Friedhelm Kürpig

Professor of Descriptive Geometry (retired)
University of Fine Arts Hamburg
Aachen, Germany

For the author, geometry has not lost anything of its fascination even after over fifty years of intense engagement with the subject. As an architect, he finds it a never-failing source of innovation and a symbol of eternal beauty. In his capacity as Professor of Descriptive Geometry at the University of Fine Arts in Hamburg, his most important secondary activity lay in the development and production of educational models as visualizations of geometric laws. These models were generally acquired by Technical Universities as learning material for lectures and seminars. Over the years the emphasis of his work has changed somewhat, and today he prefers to focus on the aesthetic rather than on the didactic aspects of his objects.

Final Lap
Final Lap
35 x 34 x 34 cm
Aluminium tubing, aluminium sheet
2017

Icosahedron orbited by a concentric Hamilton cycle on an icosidodecahedron with a common vertical axis, but without its own rotational symmetry. Each Hamilton cycle is a closed chain of edges which has to be constructed as a rigid entity. Two half edges are therefore combined to form corner units and then joined at the centre of the edges. This is only possible by means of invisible constructions inserted into the interior of the tubing. The sections of tube are mitred and glued to a precisely lasered angle plate.

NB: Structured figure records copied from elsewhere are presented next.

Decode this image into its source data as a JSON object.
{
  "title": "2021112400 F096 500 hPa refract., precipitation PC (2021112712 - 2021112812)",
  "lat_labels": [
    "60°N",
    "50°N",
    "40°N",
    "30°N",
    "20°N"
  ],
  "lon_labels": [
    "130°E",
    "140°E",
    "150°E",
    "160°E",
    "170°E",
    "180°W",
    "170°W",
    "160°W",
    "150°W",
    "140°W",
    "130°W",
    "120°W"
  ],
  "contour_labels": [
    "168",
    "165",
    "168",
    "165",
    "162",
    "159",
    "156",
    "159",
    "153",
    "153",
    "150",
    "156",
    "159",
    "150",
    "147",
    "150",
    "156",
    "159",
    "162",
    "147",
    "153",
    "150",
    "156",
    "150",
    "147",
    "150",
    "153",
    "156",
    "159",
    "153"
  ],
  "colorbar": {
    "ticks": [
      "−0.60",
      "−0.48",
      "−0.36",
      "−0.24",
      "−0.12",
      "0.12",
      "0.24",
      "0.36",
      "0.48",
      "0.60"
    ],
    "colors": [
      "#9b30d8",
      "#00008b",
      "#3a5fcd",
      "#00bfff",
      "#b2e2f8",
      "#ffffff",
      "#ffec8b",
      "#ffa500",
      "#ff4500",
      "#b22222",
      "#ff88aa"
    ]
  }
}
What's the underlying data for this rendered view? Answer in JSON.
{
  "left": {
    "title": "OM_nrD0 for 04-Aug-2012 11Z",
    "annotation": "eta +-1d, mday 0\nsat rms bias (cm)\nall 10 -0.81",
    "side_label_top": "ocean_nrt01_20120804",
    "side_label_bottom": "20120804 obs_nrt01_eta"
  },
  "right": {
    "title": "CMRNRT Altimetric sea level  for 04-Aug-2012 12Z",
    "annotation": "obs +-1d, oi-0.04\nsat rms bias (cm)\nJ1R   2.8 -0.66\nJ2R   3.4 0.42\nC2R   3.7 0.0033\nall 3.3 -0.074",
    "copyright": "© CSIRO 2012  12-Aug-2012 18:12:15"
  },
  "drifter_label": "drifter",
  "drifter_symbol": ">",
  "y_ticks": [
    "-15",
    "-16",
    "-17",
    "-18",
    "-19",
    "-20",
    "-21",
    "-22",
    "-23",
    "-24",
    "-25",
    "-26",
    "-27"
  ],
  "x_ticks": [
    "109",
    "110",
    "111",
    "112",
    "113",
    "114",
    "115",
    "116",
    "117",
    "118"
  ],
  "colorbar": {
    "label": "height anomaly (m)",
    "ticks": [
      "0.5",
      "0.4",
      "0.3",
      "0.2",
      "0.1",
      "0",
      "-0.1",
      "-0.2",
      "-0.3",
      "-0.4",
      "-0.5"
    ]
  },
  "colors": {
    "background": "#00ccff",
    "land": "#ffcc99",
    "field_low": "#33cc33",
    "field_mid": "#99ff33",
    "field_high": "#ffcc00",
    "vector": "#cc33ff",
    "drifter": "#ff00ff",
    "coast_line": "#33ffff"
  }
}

The corner units are connected by cylinders with slots at each end and inserted into the tubing. These slots are twisted at the angle of the adjacent polyhedral surfaces thus incorporating the ends of the angle plates.

Ripped Soccer Ball
Ripped Soccer Ball
32 x 32 x 32 cm
Aluminium sheet, thickness 6 mm
2017

Two different Hamilton cycles with threefold symmetry on a truncated icosahedron.
Each Hamilton cycle on regular and semi-regular solids divides the surface into two sections. If one is rendered visible in material form, and the other is regarded as an imaginary supplement of the whole, then the border between the two sections represents the given cycle. To trace the complete cycles in this case, one must imagine either the upper or lower hexagon as non-existent.